Dam Rehabilitation and Improvement Project:
Cabinet approves Externally Aided Dam Rehabilitation and Improvement Project – Phase II and Phase III.
- Financial Assistance is being provided by the World Bank (WB), and Asian Infrastructure Investment Bank (AIIB).
- The Project will be implemented over a period of 10 years duration in two Phases, each of six years duration with two years overlapping from April, 2021 to March, 2031.
DRIP Phase II & Phase III envisages the following objectives:
- To improve the safety and performance of selected existing dams and associated appurtenances in a sustainable manner.

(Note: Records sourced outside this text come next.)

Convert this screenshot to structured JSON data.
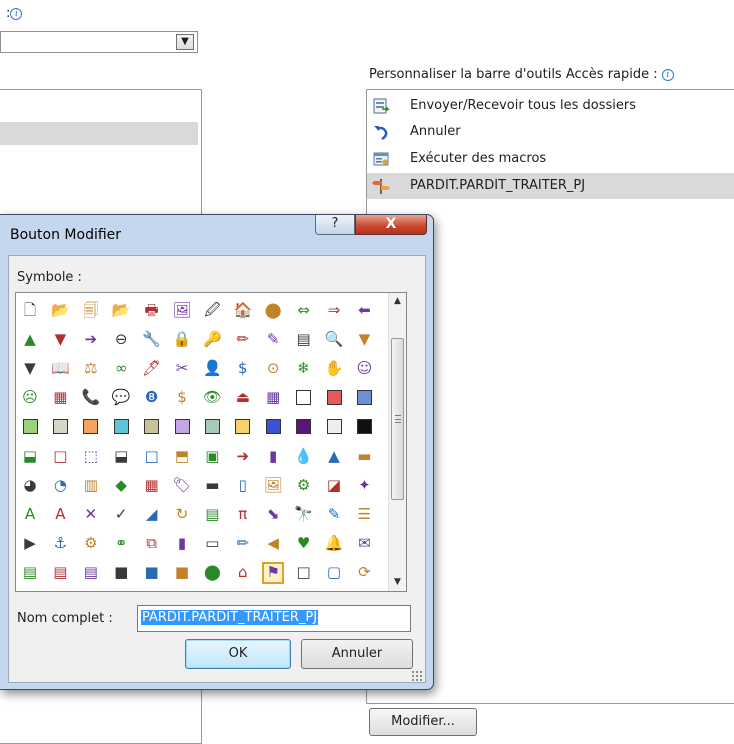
{
  "background": {
    "top_label": ":",
    "qat_label": "Personnaliser la barre d'outils Accès rapide :",
    "qat_items": [
      {
        "label": "Envoyer/Recevoir tous les dossiers",
        "icon": "send-receive-icon"
      },
      {
        "label": "Annuler",
        "icon": "undo-icon"
      },
      {
        "label": "Exécuter des macros",
        "icon": "run-macros-icon"
      },
      {
        "label": "PARDIT.PARDIT_TRAITER_PJ",
        "icon": "signpost-icon",
        "selected": true
      }
    ],
    "modifier_label": "Modifier..."
  },
  "dialog": {
    "title": "Bouton Modifier",
    "help_label": "?",
    "close_label": "X",
    "symbol_label": "Symbole :",
    "name_label": "Nom complet :",
    "name_value": "PARDIT.PARDIT_TRAITER_PJ",
    "ok_label": "OK",
    "cancel_label": "Annuler",
    "symbol_rows": [
      [
        "🗋",
        "📂",
        "🗐",
        "📂",
        "🖶",
        "🖼",
        "🖉",
        "🏠",
        "⬤",
        "⇔",
        "⇒",
        "⬅"
      ],
      [
        "▲",
        "▼",
        "➔",
        "⊖",
        "🔧",
        "🔒",
        "🔑",
        "✏",
        "✎",
        "▤",
        "🔍",
        "▼"
      ],
      [
        "▼",
        "📖",
        "⚖",
        "∞",
        "🖊",
        "✂",
        "👤",
        "$",
        "⊙",
        "❄",
        "✋",
        "☺"
      ],
      [
        "☹",
        "▦",
        "📞",
        "💬",
        "❽",
        "$",
        "👁",
        "⏏",
        "▦",
        "□",
        "■",
        "■"
      ],
      [
        "■",
        "■",
        "■",
        "■",
        "■",
        "■",
        "■",
        "■",
        "■",
        "■",
        "◩",
        "■"
      ],
      [
        "⬓",
        "□",
        "⬚",
        "⬓",
        "□",
        "⬒",
        "▣",
        "➜",
        "▮",
        "💧",
        "▲",
        "▬"
      ],
      [
        "◕",
        "◔",
        "▥",
        "◆",
        "▦",
        "🏷",
        "▬",
        "▯",
        "🖼",
        "⚙",
        "◪",
        "✦"
      ],
      [
        "A",
        "A",
        "✕",
        "✓",
        "◢",
        "↻",
        "▤",
        "π",
        "⬊",
        "🔭",
        "✎",
        "☰"
      ],
      [
        "▶",
        "⚓",
        "⚙",
        "⚭",
        "⧉",
        "▮",
        "▭",
        "✏",
        "◀",
        "♥",
        "🔔",
        "✉"
      ],
      [
        "▤",
        "▤",
        "▤",
        "■",
        "■",
        "■",
        "⬤",
        "⌂",
        "⚑",
        "□",
        "▢",
        "⟳"
      ]
    ],
    "swatch_colors": [
      "#9ad27c",
      "#d6d6c8",
      "#f5a35c",
      "#5cc6d6",
      "#c9c39a",
      "#c2a6e6",
      "#a6c9b8",
      "#f6d36a",
      "#3b52d6",
      "#5a167a",
      "#eeeeee",
      "#111111"
    ]
  }
}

- To strengthen the dam safety institutional setup in participating states as well as at central level.
- To explore the alternative incidental means at few of selected dams to generate the incidental revenue for sustainable operation and maintenance of dams.
Need for the Scheme:
India ranks third globally after China and the United States of America, with 5334 large dams in operation. In addition, about 411 dams are under construction at present. There are also several thousand smaller dams.

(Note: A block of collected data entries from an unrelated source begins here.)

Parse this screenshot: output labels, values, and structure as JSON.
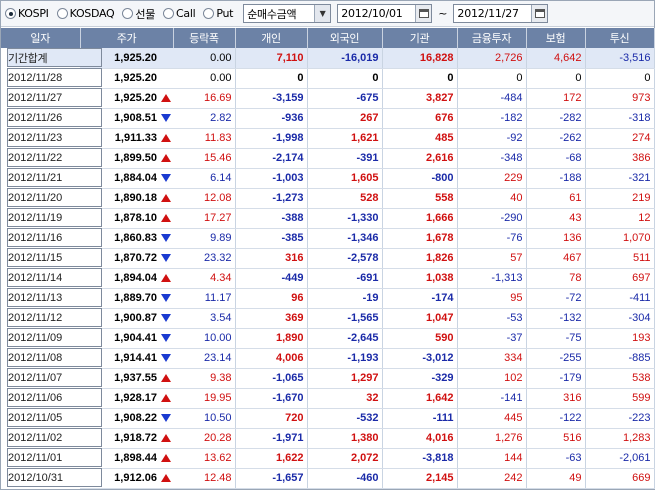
{
  "toolbar": {
    "radios": [
      {
        "label": "KOSPI",
        "selected": true
      },
      {
        "label": "KOSDAQ",
        "selected": false
      },
      {
        "label": "선물",
        "selected": false
      },
      {
        "label": "Call",
        "selected": false
      },
      {
        "label": "Put",
        "selected": false
      }
    ],
    "select_value": "순매수금액",
    "date_from": "2012/10/01",
    "date_separator": "~",
    "date_to": "2012/11/27"
  },
  "colors": {
    "header_bg": "#6c82a6",
    "up": "#d01010",
    "down": "#1a2aa8",
    "total_row_bg": "#e0e8f6"
  },
  "columns": [
    "일자",
    "주가",
    "등락폭",
    "개인",
    "외국인",
    "기관",
    "금융투자",
    "보험",
    "투신"
  ],
  "rows": [
    {
      "date": "기간합계",
      "price": "1,925.20",
      "dir": "",
      "change": "0.00",
      "indiv": "7,110",
      "foreign": "-16,019",
      "inst": "16,828",
      "fininv": "2,726",
      "insur": "4,642",
      "trust": "-3,516",
      "total": true
    },
    {
      "date": "2012/11/28",
      "price": "1,925.20",
      "dir": "",
      "change": "0.00",
      "indiv": "0",
      "foreign": "0",
      "inst": "0",
      "fininv": "0",
      "insur": "0",
      "trust": "0"
    },
    {
      "date": "2012/11/27",
      "price": "1,925.20",
      "dir": "up",
      "change": "16.69",
      "indiv": "-3,159",
      "foreign": "-675",
      "inst": "3,827",
      "fininv": "-484",
      "insur": "172",
      "trust": "973"
    },
    {
      "date": "2012/11/26",
      "price": "1,908.51",
      "dir": "dn",
      "change": "2.82",
      "indiv": "-936",
      "foreign": "267",
      "inst": "676",
      "fininv": "-182",
      "insur": "-282",
      "trust": "-318"
    },
    {
      "date": "2012/11/23",
      "price": "1,911.33",
      "dir": "up",
      "change": "11.83",
      "indiv": "-1,998",
      "foreign": "1,621",
      "inst": "485",
      "fininv": "-92",
      "insur": "-262",
      "trust": "274"
    },
    {
      "date": "2012/11/22",
      "price": "1,899.50",
      "dir": "up",
      "change": "15.46",
      "indiv": "-2,174",
      "foreign": "-391",
      "inst": "2,616",
      "fininv": "-348",
      "insur": "-68",
      "trust": "386"
    },
    {
      "date": "2012/11/21",
      "price": "1,884.04",
      "dir": "dn",
      "change": "6.14",
      "indiv": "-1,003",
      "foreign": "1,605",
      "inst": "-800",
      "fininv": "229",
      "insur": "-188",
      "trust": "-321"
    },
    {
      "date": "2012/11/20",
      "price": "1,890.18",
      "dir": "up",
      "change": "12.08",
      "indiv": "-1,273",
      "foreign": "528",
      "inst": "558",
      "fininv": "40",
      "insur": "61",
      "trust": "219"
    },
    {
      "date": "2012/11/19",
      "price": "1,878.10",
      "dir": "up",
      "change": "17.27",
      "indiv": "-388",
      "foreign": "-1,330",
      "inst": "1,666",
      "fininv": "-290",
      "insur": "43",
      "trust": "12"
    },
    {
      "date": "2012/11/16",
      "price": "1,860.83",
      "dir": "dn",
      "change": "9.89",
      "indiv": "-385",
      "foreign": "-1,346",
      "inst": "1,678",
      "fininv": "-76",
      "insur": "136",
      "trust": "1,070"
    },
    {
      "date": "2012/11/15",
      "price": "1,870.72",
      "dir": "dn",
      "change": "23.32",
      "indiv": "316",
      "foreign": "-2,578",
      "inst": "1,826",
      "fininv": "57",
      "insur": "467",
      "trust": "511"
    },
    {
      "date": "2012/11/14",
      "price": "1,894.04",
      "dir": "up",
      "change": "4.34",
      "indiv": "-449",
      "foreign": "-691",
      "inst": "1,038",
      "fininv": "-1,313",
      "insur": "78",
      "trust": "697"
    },
    {
      "date": "2012/11/13",
      "price": "1,889.70",
      "dir": "dn",
      "change": "11.17",
      "indiv": "96",
      "foreign": "-19",
      "inst": "-174",
      "fininv": "95",
      "insur": "-72",
      "trust": "-411"
    },
    {
      "date": "2012/11/12",
      "price": "1,900.87",
      "dir": "dn",
      "change": "3.54",
      "indiv": "369",
      "foreign": "-1,565",
      "inst": "1,047",
      "fininv": "-53",
      "insur": "-132",
      "trust": "-304"
    },
    {
      "date": "2012/11/09",
      "price": "1,904.41",
      "dir": "dn",
      "change": "10.00",
      "indiv": "1,890",
      "foreign": "-2,645",
      "inst": "590",
      "fininv": "-37",
      "insur": "-75",
      "trust": "193"
    },
    {
      "date": "2012/11/08",
      "price": "1,914.41",
      "dir": "dn",
      "change": "23.14",
      "indiv": "4,006",
      "foreign": "-1,193",
      "inst": "-3,012",
      "fininv": "334",
      "insur": "-255",
      "trust": "-885"
    },
    {
      "date": "2012/11/07",
      "price": "1,937.55",
      "dir": "up",
      "change": "9.38",
      "indiv": "-1,065",
      "foreign": "1,297",
      "inst": "-329",
      "fininv": "102",
      "insur": "-179",
      "trust": "538"
    },
    {
      "date": "2012/11/06",
      "price": "1,928.17",
      "dir": "up",
      "change": "19.95",
      "indiv": "-1,670",
      "foreign": "32",
      "inst": "1,642",
      "fininv": "-141",
      "insur": "316",
      "trust": "599"
    },
    {
      "date": "2012/11/05",
      "price": "1,908.22",
      "dir": "dn",
      "change": "10.50",
      "indiv": "720",
      "foreign": "-532",
      "inst": "-111",
      "fininv": "445",
      "insur": "-122",
      "trust": "-223"
    },
    {
      "date": "2012/11/02",
      "price": "1,918.72",
      "dir": "up",
      "change": "20.28",
      "indiv": "-1,971",
      "foreign": "1,380",
      "inst": "4,016",
      "fininv": "1,276",
      "insur": "516",
      "trust": "1,283"
    },
    {
      "date": "2012/11/01",
      "price": "1,898.44",
      "dir": "up",
      "change": "13.62",
      "indiv": "1,622",
      "foreign": "2,072",
      "inst": "-3,818",
      "fininv": "144",
      "insur": "-63",
      "trust": "-2,061"
    },
    {
      "date": "2012/10/31",
      "price": "1,912.06",
      "dir": "up",
      "change": "12.48",
      "indiv": "-1,657",
      "foreign": "-460",
      "inst": "2,145",
      "fininv": "242",
      "insur": "49",
      "trust": "669"
    }
  ]
}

- Indian dams and reservoirs play an important role in the economic and agricultural growth of our country by storing approximately 300 billion cubic meter of water annually.
- These dams present a major responsibility in terms of asset management and safety.
- The consequences of dam failure can be catastrophic, in terms of loss of human life and property, and damage to ecology.
The project was launched in 2012 by Central Water Commission (CWC) with assistance from World Bank.
The objectives of DRIP:
- To improve the safety and operational performance of selected existing dams and associated appurtenances in a sustainable manner, and
- To strengthen the dam safety institutional setup of participating States / Implementing Agencies.
Phase 1 of the Project:
The first phase of the DRIP programme covered 223 dams in 7 states.
Facts for Prelims:
- DHARMA (Dam Health and Rehabilitation Monitoring) is a system to monitor the health of dams. At present, it is being used by 18 states.
- A seismic hazard analysis information system (SHAISYS) has also been developed.
- About DHARMA.
- What is SHAISYS?
- About DRIP.
- Implementation of the third phase and international financial assistance.
Discuss the significance of the Dam Rehabilitation and Improvement Project.